Questo “pezzullo” non vuole essere un inno al solito “quanto si stava meglio, quando si stava peggio”. Giammai, anche perché nasce da una domanda fatta, più che da giornalista, da maturo signore incuriosito.

A cui capita di ascoltare un ragazzo bearsi di un inatteso giorno libero. Mentre per giunta lo fa con tutta la sfrontatezza, ma anche l’ingenuità, dei suoi 15 anni.

È circa mezzogiorno infatti e Ivan, di cui non vi sveliamo il cognome perché trattasi di minore che oltretutto potrebbe urtare la ‘suscettibilità’ di qualche suo insegnante, mangia tranquillo delle cose molto appetitose della rosticceria di prima qualità di un bar della periferia di Catanzaro.

In cui è arrivato verso le 11.10, per l’esattezza, con la cara zia Adele da una vicina cittadina della Presila.

Ma non per andare a lezione, come ovvio, bensì per stare insieme proprio alla sorella della mamma che deve fare degli acquisti in città.

Il ragazzo non ha marinato la scuola. Nient’affatto, naturalmente.

Non ci è andato soltanto in ragione dell’allerta meteo che ha spinto il sindaco del capoluogo Nicola Fiorita a disporre la chiusura, peraltro legittimamente in base alle normative vigenti, delle scuole di ogni ordine e grado per allerta meteo.

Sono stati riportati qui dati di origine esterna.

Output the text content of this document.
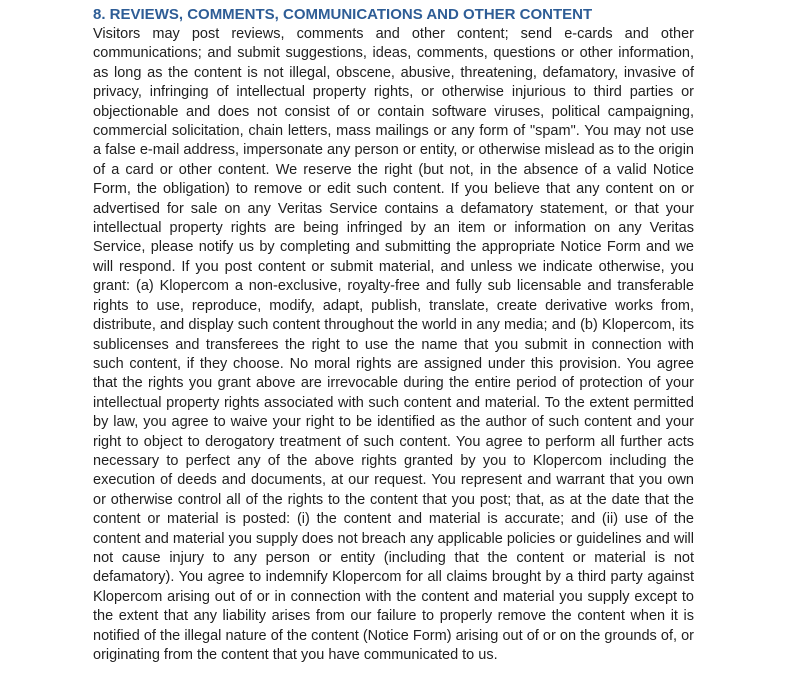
8. REVIEWS, COMMENTS, COMMUNICATIONS AND OTHER CONTENT

Visitors may post reviews, comments and other content; send e-cards and other communications; and submit suggestions, ideas, comments, questions or other information, as long as the content is not illegal, obscene, abusive, threatening, defamatory, invasive of privacy, infringing of intellectual property rights, or otherwise injurious to third parties or objectionable and does not consist of or contain software viruses, political campaigning, commercial solicitation, chain letters, mass mailings or any form of "spam". You may not use a false e-mail address, impersonate any person or entity, or otherwise mislead as to the origin of a card or other content. We reserve the right (but not, in the absence of a valid Notice Form, the obligation) to remove or edit such content. If you believe that any content on or advertised for sale on any Veritas Service contains a defamatory statement, or that your intellectual property rights are being infringed by an item or information on any Veritas Service, please notify us by completing and submitting the appropriate Notice Form and we will respond. If you post content or submit material, and unless we indicate otherwise, you grant: (a) Klopercom a non-exclusive, royalty-free and fully sub licensable and transferable rights to use, reproduce, modify, adapt, publish, translate, create derivative works from, distribute, and display such content throughout the world in any media; and (b) Klopercom, its sublicenses and transferees the right to use the name that you submit in connection with such content, if they choose. No moral rights are assigned under this provision. You agree that the rights you grant above are irrevocable during the entire period of protection of your intellectual property rights associated with such content and material. To the extent permitted by law, you agree to waive your right to be identified as the author of such content and your right to object to derogatory treatment of such content. You agree to perform all further acts necessary to perfect any of the above rights granted by you to Klopercom including the execution of deeds and documents, at our request. You represent and warrant that you own or otherwise control all of the rights to the content that you post; that, as at the date that the content or material is posted: (i) the content and material is accurate; and (ii) use of the content and material you supply does not breach any applicable policies or guidelines and will not cause injury to any person or entity (including that the content or material is not defamatory). You agree to indemnify Klopercom for all claims brought by a third party against Klopercom arising out of or in connection with the content and material you supply except to the extent that any liability arises from our failure to properly remove the content when it is notified of the illegal nature of the content (Notice Form) arising out of or on the grounds of, or originating from the content that you have communicated to us.
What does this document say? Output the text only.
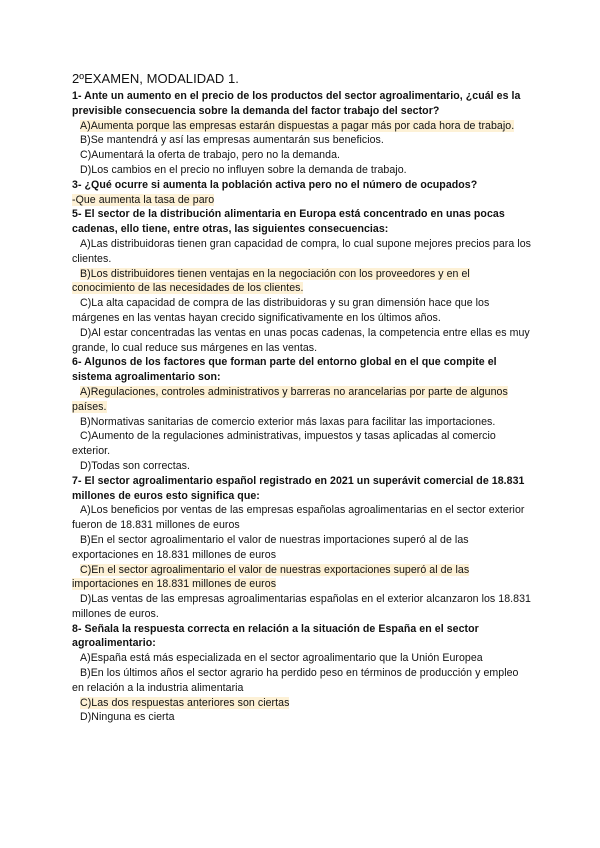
2ºEXAMEN, MODALIDAD 1.

1- Ante un aumento en el precio de los productos del sector agroalimentario, ¿cuál es la previsible consecuencia sobre la demanda del factor trabajo del sector?

A)Aumenta porque las empresas estarán dispuestas a pagar más por cada hora de trabajo.

B)Se mantendrá y así las empresas aumentarán sus beneficios.

C)Aumentará la oferta de trabajo, pero no la demanda.

D)Los cambios en el precio no influyen sobre la demanda de trabajo.

3- ¿Qué ocurre si aumenta la población activa pero no el número de ocupados?

-Que aumenta la tasa de paro

5- El sector de la distribución alimentaria en Europa está concentrado en unas pocas cadenas, ello tiene, entre otras, las siguientes consecuencias:

A)Las distribuidoras tienen gran capacidad de compra, lo cual supone mejores precios para los clientes.

B)Los distribuidores tienen ventajas en la negociación con los proveedores y en el conocimiento de las necesidades de los clientes.

C)La alta capacidad de compra de las distribuidoras y su gran dimensión hace que los márgenes en las ventas hayan crecido significativamente en los últimos años.

D)Al estar concentradas las ventas en unas pocas cadenas, la competencia entre ellas es muy grande, lo cual reduce sus márgenes en las ventas.

6- Algunos de los factores que forman parte del entorno global en el que compite el sistema agroalimentario son:

A)Regulaciones, controles administrativos y barreras no arancelarias por parte de algunos países.

B)Normativas sanitarias de comercio exterior más laxas para facilitar las importaciones.

C)Aumento de la regulaciones administrativas, impuestos y tasas aplicadas al comercio exterior.

D)Todas son correctas.

7- El sector agroalimentario español registrado en 2021 un superávit comercial de 18.831 millones de euros esto significa que:

A)Los beneficios por ventas de las empresas españolas agroalimentarias en el sector exterior fueron de 18.831 millones de euros

B)En el sector agroalimentario el valor de nuestras importaciones superó al de las exportaciones en 18.831 millones de euros

C)En el sector agroalimentario el valor de nuestras exportaciones superó al de las importaciones en 18.831 millones de euros

D)Las ventas de las empresas agroalimentarias españolas en el exterior alcanzaron los 18.831 millones de euros.

8- Señala la respuesta correcta en relación a la situación de España en el sector agroalimentario:

A)España está más especializada en el sector agroalimentario que la Unión Europea

B)En los últimos años el sector agrario ha perdido peso en términos de producción y empleo en relación a la industria alimentaria

C)Las dos respuestas anteriores son ciertas

D)Ninguna es cierta
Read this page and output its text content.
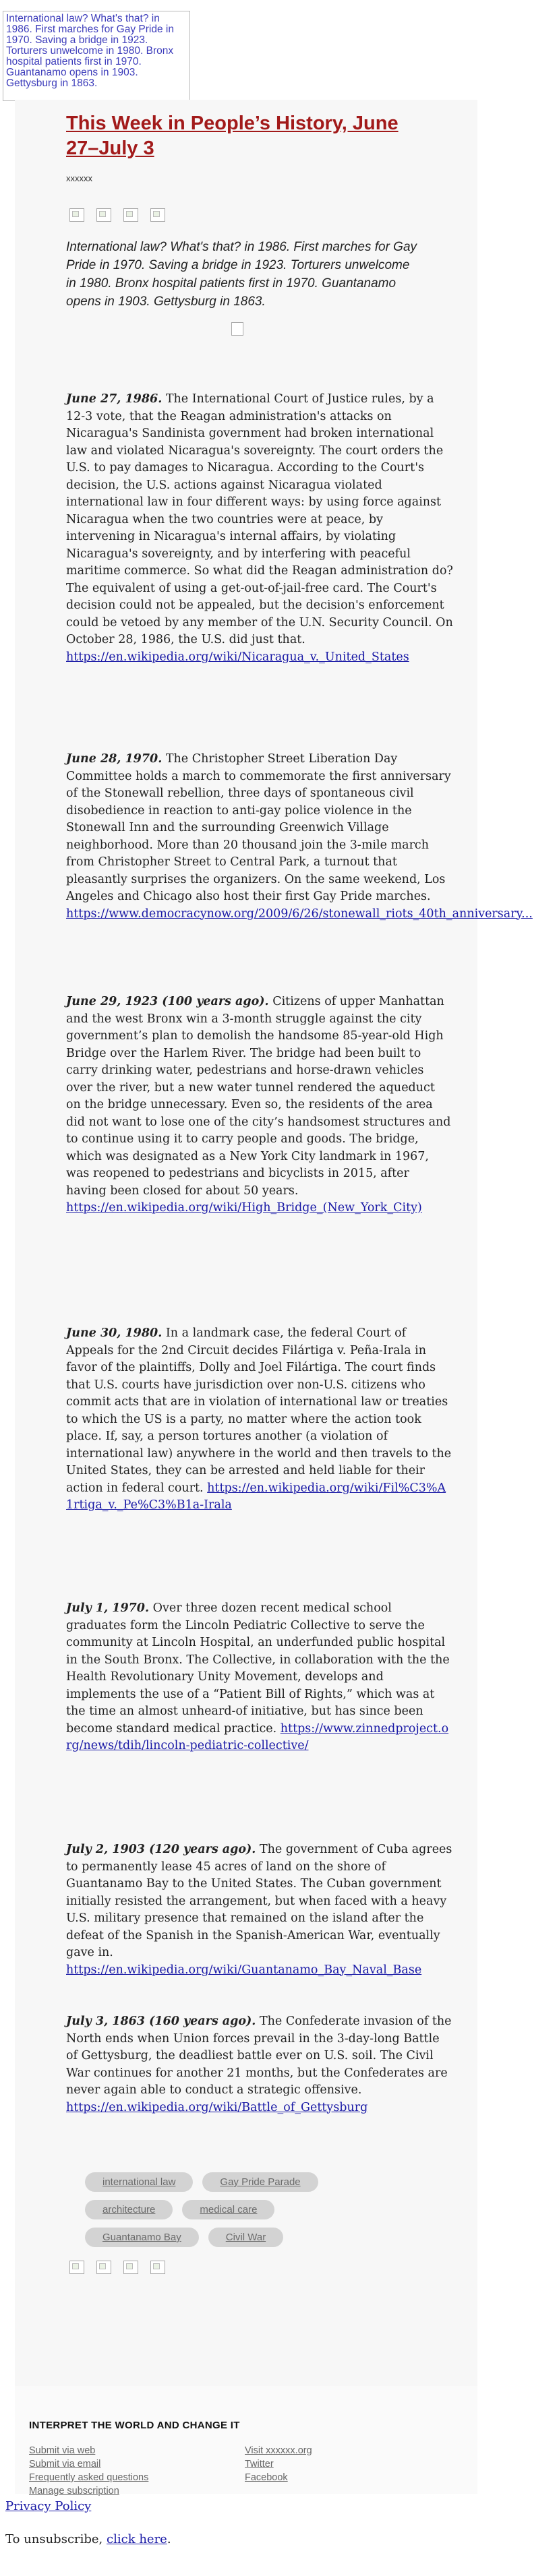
International law? What's that? in 1986. First marches for Gay Pride in 1970. Saving a bridge in 1923. Torturers unwelcome in 1980. Bronx hospital patients first in 1970. Guantanamo opens in 1903. Gettysburg in 1863.
This Week in People’s History, June 27–July 3
xxxxxx

International law? What's that? in 1986. First marches for Gay Pride in 1970. Saving a bridge in 1923. Torturers unwelcome in 1980. Bronx hospital patients first in 1970. Guantanamo opens in 1903. Gettysburg in 1863.

June 27, 1986. The International Court of Justice rules, by a 12-3 vote, that the Reagan administration's attacks on Nicaragua's Sandinista government had broken international law and violated Nicaragua's sovereignty. The court orders the U.S. to pay damages to Nicaragua. According to the Court's decision, the U.S. actions against Nicaragua violated international law in four different ways: by using force against Nicaragua when the two countries were at peace, by intervening in Nicaragua's internal affairs, by violating Nicaragua's sovereignty, and by interfering with peaceful maritime commerce. So what did the Reagan administration do? The equivalent of using a get-out-of-jail-free card. The Court's decision could not be appealed, but the decision's enforcement could be vetoed by any member of the U.N. Security Council. On October 28, 1986, the U.S. did just that. https://en.wikipedia.org/wiki/Nicaragua_v._United_States

June 28, 1970. The Christopher Street Liberation Day Committee holds a march to commemorate the first anniversary of the Stonewall rebellion, three days of spontaneous civil disobedience in reaction to anti-gay police violence in the Stonewall Inn and the surrounding Greenwich Village neighborhood. More than 20 thousand join the 3-mile march from Christopher Street to Central Park, a turnout that pleasantly surprises the organizers. On the same weekend, Los Angeles and Chicago also host their first Gay Pride marches. https://www.democracynow.org/2009/6/26/stonewall_riots_40th_anniversary...

June 29, 1923 (100 years ago). Citizens of upper Manhattan and the west Bronx win a 3-month struggle against the city government’s plan to demolish the handsome 85-year-old High Bridge over the Harlem River. The bridge had been built to carry drinking water, pedestrians and horse-drawn vehicles over the river, but a new water tunnel rendered the aqueduct on the bridge unnecessary. Even so, the residents of the area did not want to lose one of the city’s handsomest structures and to continue using it to carry people and goods. The bridge, which was designated as a New York City landmark in 1967, was reopened to pedestrians and bicyclists in 2015, after having been closed for about 50 years. https://en.wikipedia.org/wiki/High_Bridge_(New_York_City)

June 30, 1980. In a landmark case, the federal Court of Appeals for the 2nd Circuit decides Filártiga v. Peña-Irala in favor of the plaintiffs, Dolly and Joel Filártiga. The court finds that U.S. courts have jurisdiction over non-U.S. citizens who commit acts that are in violation of international law or treaties to which the US is a party, no matter where the action took place. If, say, a person tortures another (a violation of international law) anywhere in the world and then travels to the United States, they can be arrested and held liable for their action in federal court. https://en.wikipedia.org/wiki/Fil%C3%A1rtiga_v._Pe%C3%B1a-Irala

July 1, 1970. Over three dozen recent medical school graduates form the Lincoln Pediatric Collective to serve the community at Lincoln Hospital, an underfunded public hospital in the South Bronx. The Collective, in collaboration with the the Health Revolutionary Unity Movement, develops and implements the use of a “Patient Bill of Rights,” which was at the time an almost unheard-of initiative, but has since been become standard medical practice. https://www.zinnedproject.org/news/tdih/lincoln-pediatric-collective/

July 2, 1903 (120 years ago). The government of Cuba agrees to permanently lease 45 acres of land on the shore of Guantanamo Bay to the United States. The Cuban government initially resisted the arrangement, but when faced with a heavy U.S. military presence that remained on the island after the defeat of the Spanish in the Spanish-American War, eventually gave in. https://en.wikipedia.org/wiki/Guantanamo_Bay_Naval_Base

July 3, 1863 (160 years ago). The Confederate invasion of the North ends when Union forces prevail in the 3-day-long Battle of Gettysburg, the deadliest battle ever on U.S. soil. The Civil War continues for another 21 months, but the Confederates are never again able to conduct a strategic offensive. https://en.wikipedia.org/wiki/Battle_of_Gettysburg

international law	Gay Pride Parade
architecture	medical care
Guantanamo Bay	Civil War
INTERPRET THE WORLD AND CHANGE IT
Submit via web
Submit via email
Frequently asked questions
Manage subscription
Visit xxxxxx.org
Twitter
Facebook
Privacy Policy
To unsubscribe, click here.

Decisione che, in un lunedì della Settimana Santa già di per sé preludio di alcuni giorni di… vacanza, rende Ivan appunto felice come una Pasqua.

Fa tanto ridere, del resto, ascoltarne l’intuibile manifestazione di giubilo: “Ormai prego che piova un po’ di più, perché in media quella settimana di libertà all’anno per il cattivo tempo è assicurata”. Forse esagera, però. Magari non si va oltre i 3, 4 o massimo 5, giorni di… forfait.

Ma il concetto è un altro. Ed è segno dei tempi che viviamo.

Che marcano la netta distanza da un passato in cui diluviava, nevicava e tirava vento forte, anche assai di più rispetto a ora. Ma a scuola, salvo si ‘salasse’, bisognava andare. Sempre.

Soprattutto nel terzo trimestre – o secondo quadrimestre, fate voi – quando cioè si tiravano le file del lavoro fatto in precedenza. Si doveva insomma produrre l’ultimo, decisivo, sforzo per ‘salvarsi’ dall’esser rimandati a settembre (fin quando accadeva, ovvero ante una delle tante sciagurate riforme del comparto), se non addirittura per evitare di essere respinti, o viceversa per giocarsi il titolo di alunni migliori della classe. Oggi, però, non è più così.

Anzi, semmai il contrario. Perché basta che piova un po’ più del solito (considerato come di neve se ne veda ormai poca pure da dicembre a febbraio, figurarsi in primavera inoltrata), o almeno lo preveda il bollettino diramato ad hoc, per restarsene a casa. O dove pare meglio.

Perché la sicurezza va messa davanti a ogni cosa. È giusto così. Ma poi non ci si lamenti di una scuola ridotta a brandelli.

E di adolescenti o giovanissimi ‘somarelli’, detto in… media con quindi manifesta esclusione di tanti ragazzi e istituti di eccellenza disseminati in ogni dove in Calabria e nel Paese, rispetto ai coetanei europei e nordamericani. Tutto qui.